Ce livre de
Florence Deville-Patte ravira non seulement les lecteurs qui s'intéressent aux mots et à l'étymologie, mais aussi tous ceux curieux d'en savoir plus sur la façon dont les langues ont traversé les siècles.
Le concept est original. L'auteure a choisi de parler aux lecteurs de quelques mots spécifiques qu'elle aime ou qui simplement l'interpellent, « certains jolis à entendre, d'autres avec une histoire qui mérite d'être contée ». Pour elle, les mots véhiculent des images, stimulent l'inspiration et invitent à la rêverie.
Les 24 mots sélectionnés sont présentés de manière aléatoire, « ils se sont juste bousculés au portillon avec la force d'une source qui jaillit du sol ». Pour n'en citer que quelques uns : Personne, Anomalie, Colonne, Suspicion, Babel, Doux, Méditerranée, Esthétique, Optimisme.
Dès l'avant-propos, elle prend le parti de tutoyer le lecteur et cela peut surprendre. On se dit toutefois que le livre s'adresse aussi aux lecteurs plus jeunes et que, compte tenu du sujet, cette approche directe est plus engageante auprès d'un tel public. En fait, au fil des chapitres, le lecteur peut s'imaginer en conversation avec l'auteure et le tutoiement paraît donc approprié.
Plutôt que de disséquer les mots comme le ferait un livre classique traitant d'étymologie,
Florence Deville-Patte a choisi de les aborder de manière beaucoup plus simple, voire ludique. Pour ce faire, elle distille de nombreux détails et anecdotes, glanés au fil de ses recherches et de ses lectures, de toute évidence exhaustives, mais aussi de sa vie personnelle et de ses voyages.
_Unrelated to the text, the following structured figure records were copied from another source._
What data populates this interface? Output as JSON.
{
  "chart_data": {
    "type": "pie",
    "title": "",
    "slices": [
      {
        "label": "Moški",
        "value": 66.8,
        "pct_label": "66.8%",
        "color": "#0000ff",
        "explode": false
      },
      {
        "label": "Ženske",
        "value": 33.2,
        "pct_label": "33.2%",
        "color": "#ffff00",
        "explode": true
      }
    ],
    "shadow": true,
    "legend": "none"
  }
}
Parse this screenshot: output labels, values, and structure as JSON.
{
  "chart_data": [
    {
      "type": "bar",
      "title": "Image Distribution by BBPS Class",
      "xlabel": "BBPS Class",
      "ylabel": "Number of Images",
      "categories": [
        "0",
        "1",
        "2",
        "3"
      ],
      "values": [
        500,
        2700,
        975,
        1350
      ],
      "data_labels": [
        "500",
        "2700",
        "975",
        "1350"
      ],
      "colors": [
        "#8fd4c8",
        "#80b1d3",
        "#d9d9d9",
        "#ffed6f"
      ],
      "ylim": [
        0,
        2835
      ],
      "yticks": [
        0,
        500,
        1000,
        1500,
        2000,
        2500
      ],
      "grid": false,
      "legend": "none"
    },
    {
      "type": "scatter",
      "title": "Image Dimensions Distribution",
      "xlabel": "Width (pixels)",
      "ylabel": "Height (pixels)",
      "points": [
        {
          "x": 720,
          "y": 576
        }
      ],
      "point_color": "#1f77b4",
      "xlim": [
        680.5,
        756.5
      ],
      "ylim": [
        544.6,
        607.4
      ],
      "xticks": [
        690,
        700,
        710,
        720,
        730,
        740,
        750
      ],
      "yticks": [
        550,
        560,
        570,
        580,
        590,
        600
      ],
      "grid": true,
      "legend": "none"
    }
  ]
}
Elle avoue d'ailleurs qu'elle révèle beaucoup d'elle-même à travers ce livre, suggérant que si le mot étymautobiographie (traité d'étymologie et récit autobiographique) existait, il serait le terme le plus approprié pour qualifier son ouvrage.
Prenons le mot Anomalie, un mot tout à fait anodin de prime abord. Plutôt que d'en exposer simplement la racine, l'auteur nous explique que chez les grecs anciens ce mot pouvait par exemple désigner un épi de blé (ou une mèche de cheveux) qui avait poussé de travers, et donc pas aligné. Et pour mieux illustrer son propos, nous voici avec elle à la douane de Rabat où elle réceptionnait un colis de France ! L'anecdote est cocasse et fait mouche, car le lecteur perçoit ainsi tout ce que peut évoquer un simple mot.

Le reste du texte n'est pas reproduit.